No añadió acerca de su propio contento y felicidad. Ni me cogió del brazo para acompañarme a la salita. Sonrió, agitó la mano en el aire y se fue solo por el pasillo. Yo fui a hablar con la señora Van Hopper, poco segura de mí misma, azorada, como una criada que hubiese mandado decir a la señora, por medio de una tercera persona, que quería dejar la casa.
Ella estaba de pie junto a la ventana, fumando un cigarrillo, con su regordeta y pequeña figura extraña, el abrigo demasiado ceñido sobre los amplios senos, y el grotesco sombrero muy echado a un lado. Ya no la volvería a ver.
—Bueno —dijo, con un tono seco, desabrido, que no hubiera empleado si hubiese estado hablando con él—. Habrá que reconocer que no tienes precio cuando se trata de hacer las cosas aprisa. En tu caso, por lo menos, has demostrado lo peligrosas que pueden resultar las mosquitas muertas. ¿Cómo te las has arreglado?

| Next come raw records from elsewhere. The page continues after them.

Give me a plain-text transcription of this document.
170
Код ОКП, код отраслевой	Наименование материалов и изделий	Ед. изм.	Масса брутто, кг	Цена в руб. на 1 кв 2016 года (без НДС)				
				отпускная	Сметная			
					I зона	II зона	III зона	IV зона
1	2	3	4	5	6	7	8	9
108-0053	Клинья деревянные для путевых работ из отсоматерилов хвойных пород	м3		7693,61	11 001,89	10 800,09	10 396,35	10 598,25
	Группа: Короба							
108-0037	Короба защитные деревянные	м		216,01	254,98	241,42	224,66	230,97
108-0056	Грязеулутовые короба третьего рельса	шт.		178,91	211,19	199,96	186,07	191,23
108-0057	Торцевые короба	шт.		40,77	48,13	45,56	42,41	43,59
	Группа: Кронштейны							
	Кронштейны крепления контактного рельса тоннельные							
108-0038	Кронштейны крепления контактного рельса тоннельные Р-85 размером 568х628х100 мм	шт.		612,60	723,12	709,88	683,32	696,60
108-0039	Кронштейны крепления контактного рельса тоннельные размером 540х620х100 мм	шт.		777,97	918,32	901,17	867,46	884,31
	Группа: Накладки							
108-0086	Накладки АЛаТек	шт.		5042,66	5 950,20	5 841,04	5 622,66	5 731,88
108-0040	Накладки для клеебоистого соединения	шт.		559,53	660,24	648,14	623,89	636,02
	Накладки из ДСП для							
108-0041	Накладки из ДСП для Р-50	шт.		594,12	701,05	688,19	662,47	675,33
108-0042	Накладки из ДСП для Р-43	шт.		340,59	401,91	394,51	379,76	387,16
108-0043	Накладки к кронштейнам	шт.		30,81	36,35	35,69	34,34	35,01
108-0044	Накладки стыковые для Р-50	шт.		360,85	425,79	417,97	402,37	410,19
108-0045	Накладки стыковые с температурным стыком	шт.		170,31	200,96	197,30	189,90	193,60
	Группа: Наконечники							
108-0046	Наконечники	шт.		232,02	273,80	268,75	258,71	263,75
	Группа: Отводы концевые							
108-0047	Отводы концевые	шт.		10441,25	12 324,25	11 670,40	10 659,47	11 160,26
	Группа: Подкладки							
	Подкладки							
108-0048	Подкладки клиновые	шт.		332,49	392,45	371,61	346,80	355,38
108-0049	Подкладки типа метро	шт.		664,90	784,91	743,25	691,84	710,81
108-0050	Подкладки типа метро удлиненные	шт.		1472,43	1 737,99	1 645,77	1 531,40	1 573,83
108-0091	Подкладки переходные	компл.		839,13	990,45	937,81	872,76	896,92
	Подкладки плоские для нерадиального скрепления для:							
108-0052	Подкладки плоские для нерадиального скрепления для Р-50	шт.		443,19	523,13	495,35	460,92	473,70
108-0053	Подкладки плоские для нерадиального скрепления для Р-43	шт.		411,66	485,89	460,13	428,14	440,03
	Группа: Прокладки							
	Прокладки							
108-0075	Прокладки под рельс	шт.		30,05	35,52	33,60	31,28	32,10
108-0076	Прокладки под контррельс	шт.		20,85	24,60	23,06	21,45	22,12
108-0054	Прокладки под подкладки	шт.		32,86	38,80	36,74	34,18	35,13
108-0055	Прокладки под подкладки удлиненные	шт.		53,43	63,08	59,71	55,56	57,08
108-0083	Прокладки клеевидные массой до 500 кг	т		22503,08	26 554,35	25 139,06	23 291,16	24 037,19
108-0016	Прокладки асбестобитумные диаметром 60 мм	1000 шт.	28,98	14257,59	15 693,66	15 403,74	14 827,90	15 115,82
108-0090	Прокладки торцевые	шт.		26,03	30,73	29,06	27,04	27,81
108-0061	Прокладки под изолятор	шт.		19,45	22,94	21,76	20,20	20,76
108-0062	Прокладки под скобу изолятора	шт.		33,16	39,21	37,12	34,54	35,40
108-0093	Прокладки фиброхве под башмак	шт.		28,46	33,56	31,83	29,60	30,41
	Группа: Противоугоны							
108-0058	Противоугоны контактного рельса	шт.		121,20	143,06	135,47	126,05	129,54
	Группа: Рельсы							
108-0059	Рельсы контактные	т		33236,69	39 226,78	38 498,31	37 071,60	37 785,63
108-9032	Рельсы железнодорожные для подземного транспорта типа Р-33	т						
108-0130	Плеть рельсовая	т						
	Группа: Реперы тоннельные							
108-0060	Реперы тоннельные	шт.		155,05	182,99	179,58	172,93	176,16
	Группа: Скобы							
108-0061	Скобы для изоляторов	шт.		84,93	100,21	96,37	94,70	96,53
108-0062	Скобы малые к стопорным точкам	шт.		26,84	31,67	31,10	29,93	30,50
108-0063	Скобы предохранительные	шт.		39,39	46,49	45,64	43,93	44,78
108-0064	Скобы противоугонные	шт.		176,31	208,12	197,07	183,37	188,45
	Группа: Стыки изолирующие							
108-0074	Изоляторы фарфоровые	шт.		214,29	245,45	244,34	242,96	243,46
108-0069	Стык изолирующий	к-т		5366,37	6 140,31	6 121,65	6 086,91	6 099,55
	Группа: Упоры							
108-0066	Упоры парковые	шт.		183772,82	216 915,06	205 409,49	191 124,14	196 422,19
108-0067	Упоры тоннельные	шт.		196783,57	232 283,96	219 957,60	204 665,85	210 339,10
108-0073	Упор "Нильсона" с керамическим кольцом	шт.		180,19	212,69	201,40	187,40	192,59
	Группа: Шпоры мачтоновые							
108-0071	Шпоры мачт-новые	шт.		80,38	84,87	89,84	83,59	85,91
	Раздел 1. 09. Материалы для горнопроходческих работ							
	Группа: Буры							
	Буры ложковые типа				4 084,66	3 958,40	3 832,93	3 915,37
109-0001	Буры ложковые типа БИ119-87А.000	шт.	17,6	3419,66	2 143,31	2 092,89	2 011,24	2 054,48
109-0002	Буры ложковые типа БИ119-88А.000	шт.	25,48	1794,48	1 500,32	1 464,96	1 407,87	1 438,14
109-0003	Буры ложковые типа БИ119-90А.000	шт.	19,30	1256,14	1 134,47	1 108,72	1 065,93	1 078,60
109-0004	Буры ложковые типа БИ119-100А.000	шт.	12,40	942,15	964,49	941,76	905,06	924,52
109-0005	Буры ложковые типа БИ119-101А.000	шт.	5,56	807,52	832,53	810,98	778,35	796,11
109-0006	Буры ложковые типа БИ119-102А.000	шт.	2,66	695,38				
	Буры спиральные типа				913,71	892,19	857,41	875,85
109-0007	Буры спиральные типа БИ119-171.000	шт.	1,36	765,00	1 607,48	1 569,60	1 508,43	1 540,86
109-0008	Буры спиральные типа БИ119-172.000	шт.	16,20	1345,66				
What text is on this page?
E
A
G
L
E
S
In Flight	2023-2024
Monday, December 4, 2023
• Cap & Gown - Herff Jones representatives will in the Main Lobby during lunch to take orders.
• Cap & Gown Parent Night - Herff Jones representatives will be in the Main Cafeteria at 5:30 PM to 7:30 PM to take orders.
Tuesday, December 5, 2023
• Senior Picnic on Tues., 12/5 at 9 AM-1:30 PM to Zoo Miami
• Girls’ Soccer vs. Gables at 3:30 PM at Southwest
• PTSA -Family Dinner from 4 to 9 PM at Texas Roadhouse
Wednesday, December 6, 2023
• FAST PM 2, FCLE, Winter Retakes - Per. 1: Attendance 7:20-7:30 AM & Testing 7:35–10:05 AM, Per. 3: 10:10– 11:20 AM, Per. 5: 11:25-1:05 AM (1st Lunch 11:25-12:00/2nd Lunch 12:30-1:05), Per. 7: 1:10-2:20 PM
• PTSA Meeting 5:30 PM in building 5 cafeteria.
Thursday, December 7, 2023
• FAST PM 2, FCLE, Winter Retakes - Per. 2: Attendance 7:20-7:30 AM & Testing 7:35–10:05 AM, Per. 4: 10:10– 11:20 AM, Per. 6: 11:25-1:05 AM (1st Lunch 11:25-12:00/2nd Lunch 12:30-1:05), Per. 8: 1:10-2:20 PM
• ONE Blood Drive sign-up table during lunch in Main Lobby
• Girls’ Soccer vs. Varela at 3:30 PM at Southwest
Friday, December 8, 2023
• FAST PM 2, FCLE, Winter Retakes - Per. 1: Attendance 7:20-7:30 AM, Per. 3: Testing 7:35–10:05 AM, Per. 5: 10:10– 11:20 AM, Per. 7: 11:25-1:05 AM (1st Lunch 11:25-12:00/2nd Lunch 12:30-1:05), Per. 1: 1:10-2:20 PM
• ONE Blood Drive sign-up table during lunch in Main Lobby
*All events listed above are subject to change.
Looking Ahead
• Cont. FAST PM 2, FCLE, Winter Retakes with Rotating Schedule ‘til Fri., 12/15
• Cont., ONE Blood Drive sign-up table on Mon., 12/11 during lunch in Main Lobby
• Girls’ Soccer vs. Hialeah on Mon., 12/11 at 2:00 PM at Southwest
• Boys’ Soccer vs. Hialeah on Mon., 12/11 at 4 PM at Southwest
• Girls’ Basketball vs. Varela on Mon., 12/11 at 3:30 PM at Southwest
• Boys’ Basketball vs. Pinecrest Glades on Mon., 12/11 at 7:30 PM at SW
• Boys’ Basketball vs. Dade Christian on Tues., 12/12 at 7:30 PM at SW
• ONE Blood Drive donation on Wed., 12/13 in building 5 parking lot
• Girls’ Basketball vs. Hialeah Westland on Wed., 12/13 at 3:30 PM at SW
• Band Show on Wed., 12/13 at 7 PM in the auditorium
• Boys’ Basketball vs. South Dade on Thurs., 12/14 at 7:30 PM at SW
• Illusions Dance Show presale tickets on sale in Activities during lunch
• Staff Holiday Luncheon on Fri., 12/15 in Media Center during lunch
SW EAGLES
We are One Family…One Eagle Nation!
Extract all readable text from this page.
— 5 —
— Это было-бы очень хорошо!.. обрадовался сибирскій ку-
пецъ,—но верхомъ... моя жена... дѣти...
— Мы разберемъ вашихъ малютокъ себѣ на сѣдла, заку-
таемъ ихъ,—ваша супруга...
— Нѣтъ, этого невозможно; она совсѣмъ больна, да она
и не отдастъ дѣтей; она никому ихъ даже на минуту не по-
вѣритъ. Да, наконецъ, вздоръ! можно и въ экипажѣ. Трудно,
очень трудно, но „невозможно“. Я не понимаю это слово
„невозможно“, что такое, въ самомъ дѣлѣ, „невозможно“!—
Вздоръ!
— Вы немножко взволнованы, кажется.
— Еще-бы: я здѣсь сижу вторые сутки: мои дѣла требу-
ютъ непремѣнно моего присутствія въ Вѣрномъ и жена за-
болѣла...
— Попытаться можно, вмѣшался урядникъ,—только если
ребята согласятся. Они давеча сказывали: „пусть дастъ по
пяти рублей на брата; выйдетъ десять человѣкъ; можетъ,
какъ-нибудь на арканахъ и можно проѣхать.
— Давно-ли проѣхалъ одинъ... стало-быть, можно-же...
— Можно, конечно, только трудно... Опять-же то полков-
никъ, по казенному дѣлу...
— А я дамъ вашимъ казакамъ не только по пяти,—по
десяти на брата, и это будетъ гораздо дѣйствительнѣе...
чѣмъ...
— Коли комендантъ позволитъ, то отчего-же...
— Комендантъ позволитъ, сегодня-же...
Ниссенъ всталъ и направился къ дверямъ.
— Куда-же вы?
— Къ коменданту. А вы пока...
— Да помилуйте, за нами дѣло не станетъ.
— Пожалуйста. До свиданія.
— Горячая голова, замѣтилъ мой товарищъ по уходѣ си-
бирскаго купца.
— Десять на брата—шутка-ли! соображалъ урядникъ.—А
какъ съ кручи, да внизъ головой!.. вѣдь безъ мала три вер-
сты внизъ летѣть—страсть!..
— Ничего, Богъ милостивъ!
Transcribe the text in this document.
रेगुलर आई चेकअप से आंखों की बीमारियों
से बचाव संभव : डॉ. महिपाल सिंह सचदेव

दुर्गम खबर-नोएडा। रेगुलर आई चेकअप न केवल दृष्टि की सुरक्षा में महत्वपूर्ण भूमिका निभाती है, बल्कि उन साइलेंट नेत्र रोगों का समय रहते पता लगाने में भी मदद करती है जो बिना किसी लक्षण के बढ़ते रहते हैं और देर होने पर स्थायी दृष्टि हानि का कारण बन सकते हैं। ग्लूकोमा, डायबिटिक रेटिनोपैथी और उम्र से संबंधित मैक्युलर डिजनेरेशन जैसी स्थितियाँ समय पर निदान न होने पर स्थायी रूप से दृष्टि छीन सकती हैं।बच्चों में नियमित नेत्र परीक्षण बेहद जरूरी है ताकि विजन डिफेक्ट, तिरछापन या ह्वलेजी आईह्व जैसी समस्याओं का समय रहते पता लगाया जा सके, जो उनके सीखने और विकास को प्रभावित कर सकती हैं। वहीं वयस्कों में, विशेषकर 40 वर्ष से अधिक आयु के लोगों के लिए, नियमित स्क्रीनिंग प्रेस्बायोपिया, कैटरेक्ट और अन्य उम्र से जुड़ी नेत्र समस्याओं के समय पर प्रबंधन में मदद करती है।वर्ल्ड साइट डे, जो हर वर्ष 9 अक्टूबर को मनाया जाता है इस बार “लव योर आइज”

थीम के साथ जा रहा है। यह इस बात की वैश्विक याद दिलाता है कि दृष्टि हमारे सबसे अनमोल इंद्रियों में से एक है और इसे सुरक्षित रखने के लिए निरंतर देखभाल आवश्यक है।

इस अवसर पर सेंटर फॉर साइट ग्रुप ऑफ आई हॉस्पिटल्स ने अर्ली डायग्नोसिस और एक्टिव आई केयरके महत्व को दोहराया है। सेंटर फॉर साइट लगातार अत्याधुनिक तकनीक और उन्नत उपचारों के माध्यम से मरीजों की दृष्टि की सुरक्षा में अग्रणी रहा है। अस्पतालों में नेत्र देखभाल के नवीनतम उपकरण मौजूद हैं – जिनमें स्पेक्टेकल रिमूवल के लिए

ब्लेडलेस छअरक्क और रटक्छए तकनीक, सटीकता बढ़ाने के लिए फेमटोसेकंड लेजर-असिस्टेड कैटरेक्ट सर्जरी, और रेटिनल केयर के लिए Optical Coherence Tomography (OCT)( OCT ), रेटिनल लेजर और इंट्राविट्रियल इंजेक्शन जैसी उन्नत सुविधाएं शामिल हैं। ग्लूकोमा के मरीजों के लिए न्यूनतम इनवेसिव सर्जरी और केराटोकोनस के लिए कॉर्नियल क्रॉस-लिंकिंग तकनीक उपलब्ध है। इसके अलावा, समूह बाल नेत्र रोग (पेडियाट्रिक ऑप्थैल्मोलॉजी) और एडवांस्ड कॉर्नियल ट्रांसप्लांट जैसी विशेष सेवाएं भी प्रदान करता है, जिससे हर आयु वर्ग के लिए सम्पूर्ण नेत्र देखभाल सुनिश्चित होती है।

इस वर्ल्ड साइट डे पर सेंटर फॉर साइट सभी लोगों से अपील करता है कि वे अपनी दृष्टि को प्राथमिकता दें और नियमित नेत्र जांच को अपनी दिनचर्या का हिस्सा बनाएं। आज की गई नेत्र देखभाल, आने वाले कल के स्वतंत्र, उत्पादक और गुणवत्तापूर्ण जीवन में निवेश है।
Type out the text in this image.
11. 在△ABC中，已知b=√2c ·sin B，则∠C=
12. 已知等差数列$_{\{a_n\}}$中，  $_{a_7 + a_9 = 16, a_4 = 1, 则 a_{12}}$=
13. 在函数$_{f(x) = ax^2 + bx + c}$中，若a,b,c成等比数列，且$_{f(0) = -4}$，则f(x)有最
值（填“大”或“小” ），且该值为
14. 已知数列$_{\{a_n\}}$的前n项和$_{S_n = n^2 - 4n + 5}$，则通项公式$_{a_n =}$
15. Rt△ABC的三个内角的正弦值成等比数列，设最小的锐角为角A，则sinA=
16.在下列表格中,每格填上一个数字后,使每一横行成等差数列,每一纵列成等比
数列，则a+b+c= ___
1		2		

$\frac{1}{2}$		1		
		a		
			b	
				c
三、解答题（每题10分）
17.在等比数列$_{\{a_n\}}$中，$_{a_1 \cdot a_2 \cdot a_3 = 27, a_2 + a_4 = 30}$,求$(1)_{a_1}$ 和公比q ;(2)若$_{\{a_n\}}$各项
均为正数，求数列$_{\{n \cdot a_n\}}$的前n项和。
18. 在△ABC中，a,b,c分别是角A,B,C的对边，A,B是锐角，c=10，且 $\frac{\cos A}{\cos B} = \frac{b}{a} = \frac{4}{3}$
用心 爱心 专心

No supe qué contestar. Su sonrisa me molestaba.
—Fue una suerte para ti que yo cogiese la gripe —dijo—. Ahora comprendo en qué pasabas los días y por qué tenías la cabeza llena de pájaros. ¡Caramba con las lecciones de tenis! Ya me lo podías haber dicho, vamos.
—Perdóneme.
Me miró con curiosidad, recorriendo mi cuerpo con la mirada.
—Me ha dicho que se quiere casar dentro de unos días. También tienes suerte en no tener una familia que pueda preguntarte sobre el tema. Bueno, no es asunto mío y desde este momento me lavo las manos. Me gustaría saber lo que pensarán sus amigos, pero allá él. ¿Te das cuenta de que te lleva muchos años?